We replaced signs that communicated the number of patients who DNA'd in previous months, with signs that conveyed the much larger number of patients who did turn up. This, in combination with the verbal and written commitment-led interventions described, resulted in a 31.7% reduction in DNAs compared to the past 12 months' average. In an attempt to show that these reductions were a direct result of the interventions and not influenced by other factors, we ceased interventions for one month which led to a rise in DNAs. Activating the same set of interventions the following month, we duly measured a reduction of 29.6% (all P < 0.05%) (Figure 2).
Conclusion
Our studies provide for three simple changes, informed from the behavioural sciences that can be immediately and costlessly implemented to reduce DNAs. To our best knowledge this is the first time these social influence interventions have been formally tested in NHS centres.
In light of the substantial changes currently taking effect in the NHS, it would be remiss not to view these results in a wider context beyond the obvious frustration and waste which DNAs cause. Regardless of the vast array of evidence based policies, protocols and treatments at our disposal to deliver world-class care free at the point of need, success will often be incumbent on patients taking responsibility and playing their part.

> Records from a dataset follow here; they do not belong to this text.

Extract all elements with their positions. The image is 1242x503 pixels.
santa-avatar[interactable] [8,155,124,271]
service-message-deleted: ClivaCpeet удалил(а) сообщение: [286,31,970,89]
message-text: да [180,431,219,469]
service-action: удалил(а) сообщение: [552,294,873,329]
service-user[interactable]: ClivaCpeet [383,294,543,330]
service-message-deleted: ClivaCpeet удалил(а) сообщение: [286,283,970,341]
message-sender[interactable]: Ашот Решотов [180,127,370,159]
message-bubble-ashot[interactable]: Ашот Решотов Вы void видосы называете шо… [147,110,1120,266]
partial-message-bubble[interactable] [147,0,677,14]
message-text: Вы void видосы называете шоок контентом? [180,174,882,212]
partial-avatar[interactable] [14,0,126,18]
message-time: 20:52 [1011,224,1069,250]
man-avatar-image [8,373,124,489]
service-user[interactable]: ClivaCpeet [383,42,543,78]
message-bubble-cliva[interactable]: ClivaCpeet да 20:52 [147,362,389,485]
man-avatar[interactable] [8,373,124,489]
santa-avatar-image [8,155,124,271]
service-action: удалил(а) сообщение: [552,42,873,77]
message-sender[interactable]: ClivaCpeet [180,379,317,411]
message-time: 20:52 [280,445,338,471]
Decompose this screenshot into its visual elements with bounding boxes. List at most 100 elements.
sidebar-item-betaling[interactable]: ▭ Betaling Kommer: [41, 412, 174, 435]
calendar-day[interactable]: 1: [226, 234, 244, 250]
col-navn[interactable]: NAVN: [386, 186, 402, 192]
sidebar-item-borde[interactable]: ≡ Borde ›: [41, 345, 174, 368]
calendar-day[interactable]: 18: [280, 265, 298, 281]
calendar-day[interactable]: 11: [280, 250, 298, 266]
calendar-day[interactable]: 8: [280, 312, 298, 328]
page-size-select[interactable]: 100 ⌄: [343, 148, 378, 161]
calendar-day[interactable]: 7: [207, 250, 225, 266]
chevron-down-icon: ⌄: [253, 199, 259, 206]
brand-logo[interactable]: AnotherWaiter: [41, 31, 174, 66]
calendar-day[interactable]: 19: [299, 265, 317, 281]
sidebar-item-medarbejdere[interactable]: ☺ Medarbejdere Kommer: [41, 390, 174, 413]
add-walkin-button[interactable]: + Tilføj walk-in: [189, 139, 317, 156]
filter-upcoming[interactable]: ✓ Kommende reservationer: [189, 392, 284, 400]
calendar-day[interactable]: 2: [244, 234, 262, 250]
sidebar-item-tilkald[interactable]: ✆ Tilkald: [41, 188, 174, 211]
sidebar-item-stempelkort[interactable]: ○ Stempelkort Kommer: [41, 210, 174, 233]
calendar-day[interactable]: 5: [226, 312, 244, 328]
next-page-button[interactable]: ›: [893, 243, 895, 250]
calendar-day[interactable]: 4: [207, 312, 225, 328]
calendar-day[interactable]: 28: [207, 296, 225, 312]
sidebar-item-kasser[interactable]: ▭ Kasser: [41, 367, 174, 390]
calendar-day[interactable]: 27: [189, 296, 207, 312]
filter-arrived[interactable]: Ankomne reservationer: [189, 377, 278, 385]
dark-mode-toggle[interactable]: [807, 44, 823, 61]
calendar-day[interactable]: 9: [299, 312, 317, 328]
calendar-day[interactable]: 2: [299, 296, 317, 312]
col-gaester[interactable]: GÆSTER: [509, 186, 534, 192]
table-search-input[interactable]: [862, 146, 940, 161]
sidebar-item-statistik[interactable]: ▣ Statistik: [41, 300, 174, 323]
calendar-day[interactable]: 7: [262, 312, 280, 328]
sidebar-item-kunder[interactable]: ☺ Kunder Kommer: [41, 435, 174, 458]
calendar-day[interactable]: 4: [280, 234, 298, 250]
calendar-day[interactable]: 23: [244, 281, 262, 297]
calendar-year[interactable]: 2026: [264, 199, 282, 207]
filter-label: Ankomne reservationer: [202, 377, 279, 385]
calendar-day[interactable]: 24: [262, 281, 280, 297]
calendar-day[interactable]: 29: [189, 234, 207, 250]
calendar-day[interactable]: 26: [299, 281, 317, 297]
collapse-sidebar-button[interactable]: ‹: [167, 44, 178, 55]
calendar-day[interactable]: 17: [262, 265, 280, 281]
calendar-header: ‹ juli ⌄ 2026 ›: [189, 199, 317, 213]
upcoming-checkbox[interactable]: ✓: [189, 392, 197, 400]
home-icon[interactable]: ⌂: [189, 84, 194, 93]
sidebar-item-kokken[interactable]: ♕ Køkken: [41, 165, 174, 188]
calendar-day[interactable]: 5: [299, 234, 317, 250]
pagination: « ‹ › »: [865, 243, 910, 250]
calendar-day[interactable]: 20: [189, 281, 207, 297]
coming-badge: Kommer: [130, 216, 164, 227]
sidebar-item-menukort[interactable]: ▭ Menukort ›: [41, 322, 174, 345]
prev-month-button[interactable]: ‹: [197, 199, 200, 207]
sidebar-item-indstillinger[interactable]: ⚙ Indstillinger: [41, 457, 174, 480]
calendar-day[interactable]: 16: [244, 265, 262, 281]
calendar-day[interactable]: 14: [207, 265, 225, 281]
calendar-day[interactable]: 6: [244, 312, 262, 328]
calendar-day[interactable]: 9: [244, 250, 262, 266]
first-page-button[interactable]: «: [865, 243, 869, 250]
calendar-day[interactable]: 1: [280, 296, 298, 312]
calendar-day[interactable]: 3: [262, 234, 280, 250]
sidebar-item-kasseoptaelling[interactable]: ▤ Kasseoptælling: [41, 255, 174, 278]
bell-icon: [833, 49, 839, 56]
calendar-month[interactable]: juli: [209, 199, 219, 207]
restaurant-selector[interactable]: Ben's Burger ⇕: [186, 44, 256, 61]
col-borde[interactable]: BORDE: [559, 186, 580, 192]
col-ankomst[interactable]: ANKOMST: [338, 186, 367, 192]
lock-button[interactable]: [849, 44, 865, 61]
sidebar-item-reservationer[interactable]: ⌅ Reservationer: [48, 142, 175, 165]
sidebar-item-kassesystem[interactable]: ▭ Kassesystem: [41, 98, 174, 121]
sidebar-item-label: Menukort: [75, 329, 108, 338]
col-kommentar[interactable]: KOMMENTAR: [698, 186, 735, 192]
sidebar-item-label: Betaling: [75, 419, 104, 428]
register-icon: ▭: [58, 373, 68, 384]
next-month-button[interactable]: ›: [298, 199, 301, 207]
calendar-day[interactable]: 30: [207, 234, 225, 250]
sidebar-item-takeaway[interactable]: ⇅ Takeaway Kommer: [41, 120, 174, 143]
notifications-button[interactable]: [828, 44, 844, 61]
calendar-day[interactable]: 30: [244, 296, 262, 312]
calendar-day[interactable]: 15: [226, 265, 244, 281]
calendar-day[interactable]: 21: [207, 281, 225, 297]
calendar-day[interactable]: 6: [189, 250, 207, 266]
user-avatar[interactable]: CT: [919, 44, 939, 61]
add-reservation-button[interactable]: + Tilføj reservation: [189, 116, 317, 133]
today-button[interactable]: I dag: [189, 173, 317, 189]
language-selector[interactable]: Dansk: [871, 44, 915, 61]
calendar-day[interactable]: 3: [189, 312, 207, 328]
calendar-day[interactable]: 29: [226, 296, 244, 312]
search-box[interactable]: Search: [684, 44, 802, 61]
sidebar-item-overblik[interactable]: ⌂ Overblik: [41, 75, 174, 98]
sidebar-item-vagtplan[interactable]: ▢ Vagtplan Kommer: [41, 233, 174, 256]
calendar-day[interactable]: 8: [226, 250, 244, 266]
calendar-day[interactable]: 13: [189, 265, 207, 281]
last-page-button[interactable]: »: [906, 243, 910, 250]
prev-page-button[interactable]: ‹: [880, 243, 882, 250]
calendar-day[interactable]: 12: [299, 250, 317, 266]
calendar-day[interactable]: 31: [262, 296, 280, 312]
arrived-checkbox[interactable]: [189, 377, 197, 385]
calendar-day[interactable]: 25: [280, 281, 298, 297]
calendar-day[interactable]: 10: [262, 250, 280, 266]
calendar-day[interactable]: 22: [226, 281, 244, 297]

When it comes to persuading patients to take their medicines, do more exercise, eat healthily or simply turn up for scheduled appointments, we believe that insights from the behavioural sciences can and will play an increasingly important role in providing the architecture for influencing such change.
DECLARATIONS
Competing interests
Steve Martin is an author, business columnist and Director of INFLUENCE AT WORK a consultancy that advises on influence and behaviour change. He is a member of the Dept. of Health Behaviour Change Responsibility Network and works on patient engagement strategies for several Clinical Commissioning Groups.
Suraj Bassi is an Orthopaedic Surgeon and a Senior Manager in the healthcare advisory practice at professional services firm BDO LLP.
Rupert Dunbar-Rees is a General Practitioner and a Director at BDO LLP leading on clinical commissioning.
Funding and sponsorship
INFLUENCE AT WORK, BDO LLP and NHS Bedfordshire contributed equally towards the funding and sponsorship of this paper.
Guarantor
Dr. Suraj Bassi MRCS FRSA led the day to day management of these studies, has access to the data and accepts responsibility for this work.
Ethical approval
Not applicable
Contributorship
Steve Martin led the study and intervention design, conducted literature reviews and authored this essay; Dr. Suraj Bassi was the study manager, collected and analysed data, conducted literature reviews and contributed to the original and revised versions of this essay; Dr. Rupert Dunbar-Rees acted as GP advisor, reviewed the data and contributed to the original and revised versions of this essay.
Acknowledgements
The data was independently audited and verified by Edmund Tiddeman at NHS Bedfordshire.
We also recognize the help of the partners and staff at Wheatfield Medical Centre, Luton and Toddington Medical Centre, Bedfordshire specifically Debbie Wilkins, Nadia Shaw, Helen Smart and Tony Medwell.